I have a situation where I would like to recreate previous UIKit logic by displaying an Alert during a long running operation that the user cannot interact with.
Previously in UIKit, it would be this simple:
import UIKit
class ViewController: UIViewController {
    override func viewDidAppear(_ animated: Bool) {
        super.viewDidAppear(animated)
        let alertController = UIAlertController(title: "Loading",
                                                message: nil,
                                                preferredStyle: .alert)
        present(alertController, animated: true, completion: nil)
    }
}
And it looks like this:
A simple SwiftUI based version can be created as such:
import SwiftUI
struct ContentView: View {
    @State private var isLoading = true
    
    var body: some View {
        Text("Hello")
            .modifier(LoadingAlert(isPresented: $isLoading))
    }
}
struct LoadingAlert: ViewModifier {
    @Binding var isPresented: Bool
    func body(content: Content) -> some View {
        content
            .alert(isPresented: $isPresented) {
                Alert(title: Text(NSLocalizedString("Loading", comment: "")),
                      dismissButton: .none)
            }
    }
}
Whether I use nil or .none as the dismissButton argument, or completely omit the line, it will use a default OK button, and produce this:
I did modify the Alert arguments, sending in a button with an empty title, but this is the result, which is not as clean as I would like:
dismissButton: .default(Text("")))
Based on what I have seen, it does not appear that the Alert in SwiftUI supports what I want, based upon inspecting its initializers.
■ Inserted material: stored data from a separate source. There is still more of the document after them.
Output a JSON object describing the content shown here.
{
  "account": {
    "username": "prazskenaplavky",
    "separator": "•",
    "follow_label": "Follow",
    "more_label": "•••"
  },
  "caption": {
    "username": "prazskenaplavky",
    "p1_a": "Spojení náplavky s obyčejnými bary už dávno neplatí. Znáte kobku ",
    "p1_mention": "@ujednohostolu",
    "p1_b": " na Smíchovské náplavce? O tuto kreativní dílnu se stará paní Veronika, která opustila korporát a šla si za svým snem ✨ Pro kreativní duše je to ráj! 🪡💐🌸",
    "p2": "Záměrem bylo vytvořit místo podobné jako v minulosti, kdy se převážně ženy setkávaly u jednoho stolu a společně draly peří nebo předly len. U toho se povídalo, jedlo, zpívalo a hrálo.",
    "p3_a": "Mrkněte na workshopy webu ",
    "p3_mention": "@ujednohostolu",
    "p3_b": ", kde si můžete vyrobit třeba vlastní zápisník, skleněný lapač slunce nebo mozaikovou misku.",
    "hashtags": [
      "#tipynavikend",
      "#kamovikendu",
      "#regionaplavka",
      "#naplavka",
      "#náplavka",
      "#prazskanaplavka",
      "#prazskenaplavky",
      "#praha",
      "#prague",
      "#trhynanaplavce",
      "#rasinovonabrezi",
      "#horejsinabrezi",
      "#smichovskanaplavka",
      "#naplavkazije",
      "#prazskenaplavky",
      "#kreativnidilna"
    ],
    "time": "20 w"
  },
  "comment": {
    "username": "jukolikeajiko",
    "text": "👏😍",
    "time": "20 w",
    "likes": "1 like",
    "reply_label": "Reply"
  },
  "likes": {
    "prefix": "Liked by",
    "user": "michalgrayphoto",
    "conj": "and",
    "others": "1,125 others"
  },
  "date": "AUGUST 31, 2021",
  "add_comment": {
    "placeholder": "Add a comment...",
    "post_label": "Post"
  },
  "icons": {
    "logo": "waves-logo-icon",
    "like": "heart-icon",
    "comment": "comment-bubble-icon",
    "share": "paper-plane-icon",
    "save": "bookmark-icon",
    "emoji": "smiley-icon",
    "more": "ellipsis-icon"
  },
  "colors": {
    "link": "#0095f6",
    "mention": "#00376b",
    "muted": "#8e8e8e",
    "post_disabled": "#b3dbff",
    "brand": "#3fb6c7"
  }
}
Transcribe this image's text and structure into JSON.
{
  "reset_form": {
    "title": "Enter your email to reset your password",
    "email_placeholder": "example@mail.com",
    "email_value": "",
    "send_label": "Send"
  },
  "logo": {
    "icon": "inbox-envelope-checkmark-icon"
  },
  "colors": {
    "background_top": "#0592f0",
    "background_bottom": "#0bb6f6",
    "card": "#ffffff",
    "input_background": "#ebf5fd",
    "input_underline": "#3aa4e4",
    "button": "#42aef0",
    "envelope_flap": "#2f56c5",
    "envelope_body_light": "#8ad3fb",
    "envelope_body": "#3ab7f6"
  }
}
/// Creates an alert with one button.
public init(title: Text, message: Text? = nil, dismissButton: Alert.Button? = nil)
/// Creates an alert with two buttons.
///
/// - Note: the system determines the visual ordering of the buttons.
public init(title: Text, message: Text? = nil, primaryButton: Alert.Button, secondaryButton: Alert.Button)
For this project, the goal is to fully utilize SwiftUI, but it appears this is a scenario where we cannot get the desired result.
My take is either we will have to pull in a UIKit based AlertController, or use a different effect to indicate status. However, I'd love to be wrong here.